There was another important lesson for the disciples in the contrast between what they experienced on the Mountain and what was happening down in the Valley. In fact, this experience of theirs has become a paradigm, a pattern, and a prototype for a kind of experience that God still grants his people to encourage and inspire them along the way. It is because of this passage (as well as Moses' trips up Mount Sinai) that we still speak to this day of "a mountain top experience." Peter did what was very natural for someone having that kind of experience. He wanted to preserve it, to live in it, to prolong it. That was the point of building the "tabernacles." But meanwhile the other nine disciples were in trouble down in the valley. Up Jesus and the three had gone, but back down they had to come to deal with the realities of ministry and of life.

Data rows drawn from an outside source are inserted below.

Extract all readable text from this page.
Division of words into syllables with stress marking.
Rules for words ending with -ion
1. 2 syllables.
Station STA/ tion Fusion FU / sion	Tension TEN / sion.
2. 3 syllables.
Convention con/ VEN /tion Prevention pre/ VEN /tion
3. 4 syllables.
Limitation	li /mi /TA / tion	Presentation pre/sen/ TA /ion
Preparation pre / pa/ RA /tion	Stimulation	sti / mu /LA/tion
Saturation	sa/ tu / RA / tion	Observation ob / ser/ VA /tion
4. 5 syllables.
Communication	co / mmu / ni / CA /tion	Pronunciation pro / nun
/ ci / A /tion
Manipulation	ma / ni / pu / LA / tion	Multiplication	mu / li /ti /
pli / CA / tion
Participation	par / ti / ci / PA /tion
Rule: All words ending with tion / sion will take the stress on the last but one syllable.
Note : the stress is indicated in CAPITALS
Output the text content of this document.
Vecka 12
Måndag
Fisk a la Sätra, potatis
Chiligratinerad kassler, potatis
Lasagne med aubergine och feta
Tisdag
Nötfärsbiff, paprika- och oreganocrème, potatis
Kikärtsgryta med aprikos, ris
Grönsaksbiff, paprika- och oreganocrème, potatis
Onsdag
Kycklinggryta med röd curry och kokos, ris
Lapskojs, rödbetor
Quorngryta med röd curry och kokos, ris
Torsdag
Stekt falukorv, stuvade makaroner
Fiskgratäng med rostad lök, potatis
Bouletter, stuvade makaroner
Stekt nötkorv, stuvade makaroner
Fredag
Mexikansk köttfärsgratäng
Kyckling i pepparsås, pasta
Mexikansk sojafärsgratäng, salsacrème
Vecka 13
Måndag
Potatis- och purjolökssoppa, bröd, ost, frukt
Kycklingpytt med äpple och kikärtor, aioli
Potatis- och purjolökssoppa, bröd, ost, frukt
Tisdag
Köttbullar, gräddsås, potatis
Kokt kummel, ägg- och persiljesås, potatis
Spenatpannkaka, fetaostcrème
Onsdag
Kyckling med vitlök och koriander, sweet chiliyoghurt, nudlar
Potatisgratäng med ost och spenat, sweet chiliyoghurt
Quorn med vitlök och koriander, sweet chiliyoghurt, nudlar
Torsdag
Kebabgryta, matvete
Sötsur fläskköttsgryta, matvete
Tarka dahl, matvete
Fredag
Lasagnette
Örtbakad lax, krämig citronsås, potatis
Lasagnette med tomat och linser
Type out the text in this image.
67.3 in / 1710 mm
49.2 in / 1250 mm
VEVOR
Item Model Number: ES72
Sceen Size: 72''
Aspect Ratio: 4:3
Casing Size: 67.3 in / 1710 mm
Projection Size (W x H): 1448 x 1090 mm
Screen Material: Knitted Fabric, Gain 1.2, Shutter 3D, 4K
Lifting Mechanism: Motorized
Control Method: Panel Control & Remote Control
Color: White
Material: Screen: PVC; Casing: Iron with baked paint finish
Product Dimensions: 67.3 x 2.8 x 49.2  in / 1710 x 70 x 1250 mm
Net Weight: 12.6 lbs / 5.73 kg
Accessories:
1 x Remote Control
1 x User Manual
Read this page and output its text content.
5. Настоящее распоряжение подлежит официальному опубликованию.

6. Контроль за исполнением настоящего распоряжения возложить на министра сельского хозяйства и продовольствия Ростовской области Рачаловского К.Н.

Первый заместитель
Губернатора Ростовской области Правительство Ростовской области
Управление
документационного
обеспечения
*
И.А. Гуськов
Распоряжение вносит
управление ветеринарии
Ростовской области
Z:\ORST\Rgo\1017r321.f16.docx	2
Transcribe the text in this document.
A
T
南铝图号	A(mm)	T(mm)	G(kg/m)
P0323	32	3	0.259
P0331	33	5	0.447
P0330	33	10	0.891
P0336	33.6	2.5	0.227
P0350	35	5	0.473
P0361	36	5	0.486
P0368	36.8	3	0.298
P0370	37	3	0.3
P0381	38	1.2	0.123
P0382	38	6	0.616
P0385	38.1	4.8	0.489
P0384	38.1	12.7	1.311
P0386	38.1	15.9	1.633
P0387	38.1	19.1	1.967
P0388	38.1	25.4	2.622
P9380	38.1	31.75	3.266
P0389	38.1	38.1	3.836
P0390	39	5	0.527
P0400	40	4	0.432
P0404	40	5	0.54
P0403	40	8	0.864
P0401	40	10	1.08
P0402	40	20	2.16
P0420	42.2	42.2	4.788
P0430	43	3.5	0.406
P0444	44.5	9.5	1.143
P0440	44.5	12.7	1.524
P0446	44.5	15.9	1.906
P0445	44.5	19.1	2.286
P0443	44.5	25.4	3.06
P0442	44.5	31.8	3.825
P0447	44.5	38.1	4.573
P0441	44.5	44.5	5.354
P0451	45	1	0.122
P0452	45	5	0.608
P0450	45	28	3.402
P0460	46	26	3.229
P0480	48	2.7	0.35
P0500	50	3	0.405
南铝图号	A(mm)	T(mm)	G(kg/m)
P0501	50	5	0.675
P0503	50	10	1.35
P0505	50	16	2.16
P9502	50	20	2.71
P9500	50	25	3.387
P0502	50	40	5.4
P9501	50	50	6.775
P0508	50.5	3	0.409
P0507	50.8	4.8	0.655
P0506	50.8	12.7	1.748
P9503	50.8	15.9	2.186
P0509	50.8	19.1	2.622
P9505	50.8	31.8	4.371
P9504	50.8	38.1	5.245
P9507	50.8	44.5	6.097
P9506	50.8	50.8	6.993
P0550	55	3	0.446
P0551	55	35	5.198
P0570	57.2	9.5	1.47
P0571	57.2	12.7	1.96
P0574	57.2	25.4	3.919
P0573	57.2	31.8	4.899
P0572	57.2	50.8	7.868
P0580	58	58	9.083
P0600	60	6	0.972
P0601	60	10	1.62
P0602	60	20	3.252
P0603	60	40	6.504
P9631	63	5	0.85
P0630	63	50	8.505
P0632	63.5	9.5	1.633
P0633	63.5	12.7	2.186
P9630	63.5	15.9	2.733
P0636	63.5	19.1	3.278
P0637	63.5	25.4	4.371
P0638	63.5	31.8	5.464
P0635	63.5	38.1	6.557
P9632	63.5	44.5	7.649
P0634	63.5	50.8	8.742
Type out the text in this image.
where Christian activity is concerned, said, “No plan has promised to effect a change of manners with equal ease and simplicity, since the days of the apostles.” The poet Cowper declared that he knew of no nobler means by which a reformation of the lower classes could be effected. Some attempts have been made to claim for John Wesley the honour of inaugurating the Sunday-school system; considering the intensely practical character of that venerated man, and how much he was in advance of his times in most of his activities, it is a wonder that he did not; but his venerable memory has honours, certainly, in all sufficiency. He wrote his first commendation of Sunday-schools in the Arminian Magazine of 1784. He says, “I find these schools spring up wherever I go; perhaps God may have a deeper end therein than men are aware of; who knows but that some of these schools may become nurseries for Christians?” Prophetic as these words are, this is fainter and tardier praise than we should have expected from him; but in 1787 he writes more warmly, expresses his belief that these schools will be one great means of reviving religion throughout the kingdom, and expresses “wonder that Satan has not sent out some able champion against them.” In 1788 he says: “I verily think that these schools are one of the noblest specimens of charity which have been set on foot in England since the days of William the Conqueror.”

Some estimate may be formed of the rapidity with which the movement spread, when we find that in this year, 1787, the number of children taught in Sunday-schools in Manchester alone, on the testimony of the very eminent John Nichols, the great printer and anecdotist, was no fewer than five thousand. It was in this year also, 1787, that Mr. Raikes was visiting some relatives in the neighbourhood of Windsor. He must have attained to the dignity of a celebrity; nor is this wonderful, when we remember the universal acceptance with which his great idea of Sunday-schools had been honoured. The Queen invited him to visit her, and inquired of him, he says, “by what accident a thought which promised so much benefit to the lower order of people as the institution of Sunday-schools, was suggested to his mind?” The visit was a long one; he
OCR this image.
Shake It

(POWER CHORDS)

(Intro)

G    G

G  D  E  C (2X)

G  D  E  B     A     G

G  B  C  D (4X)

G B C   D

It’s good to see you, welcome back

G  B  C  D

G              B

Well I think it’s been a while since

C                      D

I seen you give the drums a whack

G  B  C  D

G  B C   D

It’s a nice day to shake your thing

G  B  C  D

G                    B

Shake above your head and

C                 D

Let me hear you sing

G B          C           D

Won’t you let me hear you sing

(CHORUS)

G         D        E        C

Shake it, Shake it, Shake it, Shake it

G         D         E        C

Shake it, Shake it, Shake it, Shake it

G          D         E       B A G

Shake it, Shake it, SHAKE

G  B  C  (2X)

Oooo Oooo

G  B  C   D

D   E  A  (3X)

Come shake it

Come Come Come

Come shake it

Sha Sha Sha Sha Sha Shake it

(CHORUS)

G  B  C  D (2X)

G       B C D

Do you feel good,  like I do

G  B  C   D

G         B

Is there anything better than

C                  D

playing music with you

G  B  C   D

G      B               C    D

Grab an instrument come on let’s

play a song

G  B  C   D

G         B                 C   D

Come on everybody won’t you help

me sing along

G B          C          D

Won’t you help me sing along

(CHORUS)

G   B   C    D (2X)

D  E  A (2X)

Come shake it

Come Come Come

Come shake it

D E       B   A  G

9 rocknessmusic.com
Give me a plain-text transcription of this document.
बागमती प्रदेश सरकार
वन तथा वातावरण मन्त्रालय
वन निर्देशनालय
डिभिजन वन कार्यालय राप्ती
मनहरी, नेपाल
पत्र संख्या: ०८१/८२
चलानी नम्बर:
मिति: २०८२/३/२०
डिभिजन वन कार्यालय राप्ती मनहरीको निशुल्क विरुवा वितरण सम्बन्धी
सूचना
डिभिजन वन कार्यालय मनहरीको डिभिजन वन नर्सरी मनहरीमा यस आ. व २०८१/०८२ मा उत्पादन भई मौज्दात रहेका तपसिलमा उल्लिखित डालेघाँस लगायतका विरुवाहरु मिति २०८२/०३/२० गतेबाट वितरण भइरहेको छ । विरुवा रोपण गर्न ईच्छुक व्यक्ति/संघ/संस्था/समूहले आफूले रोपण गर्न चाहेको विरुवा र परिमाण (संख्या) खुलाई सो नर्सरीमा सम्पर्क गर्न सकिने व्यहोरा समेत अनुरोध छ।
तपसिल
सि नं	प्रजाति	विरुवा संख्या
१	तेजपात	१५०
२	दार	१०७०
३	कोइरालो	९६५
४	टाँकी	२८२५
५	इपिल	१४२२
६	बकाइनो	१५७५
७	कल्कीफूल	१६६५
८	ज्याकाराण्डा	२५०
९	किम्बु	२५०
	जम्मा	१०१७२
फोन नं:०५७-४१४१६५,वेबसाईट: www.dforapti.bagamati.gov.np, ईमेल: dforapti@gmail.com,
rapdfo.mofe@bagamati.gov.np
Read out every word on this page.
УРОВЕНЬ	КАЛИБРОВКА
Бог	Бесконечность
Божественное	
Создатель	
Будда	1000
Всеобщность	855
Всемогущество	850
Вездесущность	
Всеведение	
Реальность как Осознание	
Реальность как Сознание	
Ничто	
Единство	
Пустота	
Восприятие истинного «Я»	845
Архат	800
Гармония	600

People make two mistakes regarding such a mountain top experience. One is Peter's: to try to hold on to it, prolong it, or (even worse) control it so we can repeat it at will. Some of our charismatic brethren have fallen into that rut, I'm afraid, and it produces only a caricature of real spiritual experience. The other and opposite error, often fallen into in reaction to the first one, is to despise it, debunk it, or at least patronize it. Here one thinks of those denominations who have tempted us to call them "God's frozen people." I am convinced that one reason Peter James and John were up on that mountain is so they could learn better than either, for the Lord knew how badly the Church was going to need that lesson. The Lord's example is obviously that both Mountain and Valley are essential to genuine and authentic Christian experience. But how do they relate to each other? What the disciples had the opportunity to learn by experience has never been better explained than by Paul Stookey in one of the songs he wrote after his conversion:
And I wonder if you've ever been to the mountain To look at the valley below? Did you see all the roads tangled down in the valley? Did you know which way to go? Oh the mountain stream runs pure and clear And I wish to my soul I could always be here, But there's a reason for living way down in the valley That only the mountain knows. CONCLUSION"There's a reason for living way down in the valley / That only the mountain knows." That line is too profound to be ruined with an explanation. So let us be glad for our foretastes of eternity because in their light we may better serve the Lord here and now. That way, and no other way, we may finally become so heavenly minded that we may be of some earthly good. May God make it so for our good and his glory. Amen.